In unserer alternden Gesellschaft ist die Gruppe wieder im Kommen – die Frage ist nur: welche?

Schon seit längerem habe ich diese kleine Liste angelegt, im Kopf. Mein Kletterpartner Pit hat sich angemeldet, allerdings unter gewissen Vorbehalten. Freundin Chrissy steht schon auf der Liste, und immer wieder kommen neue Leute dazu. Es sind allesamt Bekannte in mittleren Jahren, die die Idee „supertoll“ finden, irgendwann mal später was „mit einer Hausgemeinschaft oder so“ zu machen. Es ist frappierend, wie groß der Bedarf zu sein scheint.

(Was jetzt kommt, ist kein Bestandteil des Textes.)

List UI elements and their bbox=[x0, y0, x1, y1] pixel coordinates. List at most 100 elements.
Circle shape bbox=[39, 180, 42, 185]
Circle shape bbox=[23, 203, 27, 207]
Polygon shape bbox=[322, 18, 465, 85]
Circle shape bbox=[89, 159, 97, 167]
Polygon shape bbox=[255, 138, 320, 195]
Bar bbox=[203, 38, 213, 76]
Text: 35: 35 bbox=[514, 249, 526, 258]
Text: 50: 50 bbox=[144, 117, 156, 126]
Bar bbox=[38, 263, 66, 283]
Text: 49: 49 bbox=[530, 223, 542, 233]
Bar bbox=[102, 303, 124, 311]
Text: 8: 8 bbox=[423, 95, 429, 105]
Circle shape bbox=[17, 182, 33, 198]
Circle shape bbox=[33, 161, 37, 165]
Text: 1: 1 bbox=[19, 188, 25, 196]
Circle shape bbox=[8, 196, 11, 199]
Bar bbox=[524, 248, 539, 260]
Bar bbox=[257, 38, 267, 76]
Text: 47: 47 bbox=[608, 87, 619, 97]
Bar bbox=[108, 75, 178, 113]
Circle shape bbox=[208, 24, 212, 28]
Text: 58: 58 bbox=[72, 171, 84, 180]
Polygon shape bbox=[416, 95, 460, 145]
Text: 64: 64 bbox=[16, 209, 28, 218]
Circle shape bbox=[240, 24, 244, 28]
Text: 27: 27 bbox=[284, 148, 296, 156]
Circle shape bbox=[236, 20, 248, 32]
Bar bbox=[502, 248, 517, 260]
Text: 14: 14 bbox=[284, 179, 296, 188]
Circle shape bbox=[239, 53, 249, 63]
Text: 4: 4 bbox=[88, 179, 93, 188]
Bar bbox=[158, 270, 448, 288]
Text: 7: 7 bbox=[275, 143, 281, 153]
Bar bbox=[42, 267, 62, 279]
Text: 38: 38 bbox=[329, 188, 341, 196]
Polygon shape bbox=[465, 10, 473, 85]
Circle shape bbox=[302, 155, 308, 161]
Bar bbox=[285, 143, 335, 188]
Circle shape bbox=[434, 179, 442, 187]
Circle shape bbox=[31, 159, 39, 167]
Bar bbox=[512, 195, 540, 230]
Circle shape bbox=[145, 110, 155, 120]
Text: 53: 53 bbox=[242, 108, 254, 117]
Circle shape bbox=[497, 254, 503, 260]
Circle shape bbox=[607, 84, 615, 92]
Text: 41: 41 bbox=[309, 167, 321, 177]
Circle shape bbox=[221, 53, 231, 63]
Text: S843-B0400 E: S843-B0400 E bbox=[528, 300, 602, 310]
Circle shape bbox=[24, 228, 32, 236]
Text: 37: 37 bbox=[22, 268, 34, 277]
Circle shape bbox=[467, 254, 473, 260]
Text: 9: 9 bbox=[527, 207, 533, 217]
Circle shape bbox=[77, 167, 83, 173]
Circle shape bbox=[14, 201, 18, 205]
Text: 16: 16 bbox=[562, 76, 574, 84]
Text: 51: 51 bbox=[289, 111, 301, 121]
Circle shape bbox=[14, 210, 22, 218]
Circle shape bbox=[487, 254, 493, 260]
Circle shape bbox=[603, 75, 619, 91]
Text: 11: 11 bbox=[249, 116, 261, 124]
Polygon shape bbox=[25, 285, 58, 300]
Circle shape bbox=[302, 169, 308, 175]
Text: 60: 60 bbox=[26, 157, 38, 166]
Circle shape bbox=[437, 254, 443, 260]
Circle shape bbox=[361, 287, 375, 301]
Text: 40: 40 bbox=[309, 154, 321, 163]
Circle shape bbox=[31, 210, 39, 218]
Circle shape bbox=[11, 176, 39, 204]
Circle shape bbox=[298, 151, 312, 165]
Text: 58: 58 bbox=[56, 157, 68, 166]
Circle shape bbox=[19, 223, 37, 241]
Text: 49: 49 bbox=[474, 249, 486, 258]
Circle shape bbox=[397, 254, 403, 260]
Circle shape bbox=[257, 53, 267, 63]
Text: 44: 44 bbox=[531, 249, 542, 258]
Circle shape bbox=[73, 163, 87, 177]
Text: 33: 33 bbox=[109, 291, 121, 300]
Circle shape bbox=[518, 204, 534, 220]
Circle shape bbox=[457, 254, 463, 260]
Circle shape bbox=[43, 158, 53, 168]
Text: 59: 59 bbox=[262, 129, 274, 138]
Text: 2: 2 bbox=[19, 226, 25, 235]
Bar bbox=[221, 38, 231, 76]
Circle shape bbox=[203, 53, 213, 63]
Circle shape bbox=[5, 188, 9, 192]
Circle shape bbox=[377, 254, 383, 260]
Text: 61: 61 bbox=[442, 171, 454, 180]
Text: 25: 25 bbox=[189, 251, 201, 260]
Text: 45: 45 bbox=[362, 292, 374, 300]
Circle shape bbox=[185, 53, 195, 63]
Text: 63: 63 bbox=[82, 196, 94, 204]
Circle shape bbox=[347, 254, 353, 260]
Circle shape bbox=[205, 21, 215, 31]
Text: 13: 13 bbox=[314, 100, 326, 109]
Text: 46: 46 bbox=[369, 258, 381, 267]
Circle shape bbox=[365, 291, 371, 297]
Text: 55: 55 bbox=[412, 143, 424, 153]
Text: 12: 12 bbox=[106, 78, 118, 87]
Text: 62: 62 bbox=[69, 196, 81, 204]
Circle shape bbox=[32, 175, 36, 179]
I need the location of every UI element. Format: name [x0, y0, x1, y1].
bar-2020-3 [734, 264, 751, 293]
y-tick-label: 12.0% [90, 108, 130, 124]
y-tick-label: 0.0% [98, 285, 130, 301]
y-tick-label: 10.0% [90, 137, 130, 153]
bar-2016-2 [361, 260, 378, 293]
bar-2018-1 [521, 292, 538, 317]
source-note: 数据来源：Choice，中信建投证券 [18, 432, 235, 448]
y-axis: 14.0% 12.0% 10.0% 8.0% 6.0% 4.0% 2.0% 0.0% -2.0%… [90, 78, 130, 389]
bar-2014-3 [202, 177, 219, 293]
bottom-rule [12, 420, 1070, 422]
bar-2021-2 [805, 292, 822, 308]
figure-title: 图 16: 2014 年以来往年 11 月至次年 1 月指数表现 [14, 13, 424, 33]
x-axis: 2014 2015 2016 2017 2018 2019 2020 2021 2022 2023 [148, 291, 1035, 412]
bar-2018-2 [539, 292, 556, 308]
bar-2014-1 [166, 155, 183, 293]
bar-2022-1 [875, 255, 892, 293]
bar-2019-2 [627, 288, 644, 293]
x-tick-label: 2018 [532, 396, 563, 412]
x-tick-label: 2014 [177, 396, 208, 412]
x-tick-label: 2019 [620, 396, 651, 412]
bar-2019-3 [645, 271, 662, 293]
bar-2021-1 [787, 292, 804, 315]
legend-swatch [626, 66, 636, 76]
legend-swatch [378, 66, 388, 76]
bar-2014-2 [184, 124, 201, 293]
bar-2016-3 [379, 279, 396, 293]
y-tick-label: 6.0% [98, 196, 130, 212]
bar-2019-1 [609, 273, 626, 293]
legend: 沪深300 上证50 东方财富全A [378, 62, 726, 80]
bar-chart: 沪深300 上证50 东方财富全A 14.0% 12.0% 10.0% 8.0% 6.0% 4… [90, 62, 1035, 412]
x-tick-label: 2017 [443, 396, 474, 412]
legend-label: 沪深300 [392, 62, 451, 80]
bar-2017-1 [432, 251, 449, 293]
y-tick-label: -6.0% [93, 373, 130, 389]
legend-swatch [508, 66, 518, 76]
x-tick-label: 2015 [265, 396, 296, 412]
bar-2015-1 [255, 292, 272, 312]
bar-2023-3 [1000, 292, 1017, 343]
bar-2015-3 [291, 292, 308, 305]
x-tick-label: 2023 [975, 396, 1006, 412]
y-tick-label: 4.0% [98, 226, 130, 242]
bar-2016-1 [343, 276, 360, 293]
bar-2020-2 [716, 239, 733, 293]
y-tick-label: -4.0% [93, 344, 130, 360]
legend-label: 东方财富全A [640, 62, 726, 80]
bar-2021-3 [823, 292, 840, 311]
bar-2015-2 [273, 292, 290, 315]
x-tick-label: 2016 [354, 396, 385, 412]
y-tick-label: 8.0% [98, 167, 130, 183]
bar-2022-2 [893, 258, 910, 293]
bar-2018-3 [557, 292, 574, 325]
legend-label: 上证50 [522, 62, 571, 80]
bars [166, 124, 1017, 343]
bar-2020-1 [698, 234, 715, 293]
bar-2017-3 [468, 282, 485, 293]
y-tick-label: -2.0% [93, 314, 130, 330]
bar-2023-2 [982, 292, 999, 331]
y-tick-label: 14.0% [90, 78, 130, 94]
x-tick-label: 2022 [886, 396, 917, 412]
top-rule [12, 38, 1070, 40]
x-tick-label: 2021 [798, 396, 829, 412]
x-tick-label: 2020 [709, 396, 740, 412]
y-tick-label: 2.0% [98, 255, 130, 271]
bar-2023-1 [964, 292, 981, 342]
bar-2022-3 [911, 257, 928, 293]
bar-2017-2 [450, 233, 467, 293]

„Die Zukunft einer alternden Gesellschaft“, doziert Chrissy, „liegt in neuen Formen des Zusammenlebens. Man kann sich nun mal nicht auf die Zweierpartnerschaft verlassen.“ Wir sind in meinem alten VW Golf in die Lausitz unterwegs, hinten im Kofferraum liegt Chrissys toter Hund Rasputin. Chrissy musste ihn einschläfern lassen, vier Tage lag er dann in der Tiefkühltruhe, schließlich hat sie ihn in eine große Styroporbox gepackt, die ihr der Thailänder vom Imbiss billig überließ. Zwei Autostunden sind es bis zum Bauernhof, wo der Hund begraben werden soll.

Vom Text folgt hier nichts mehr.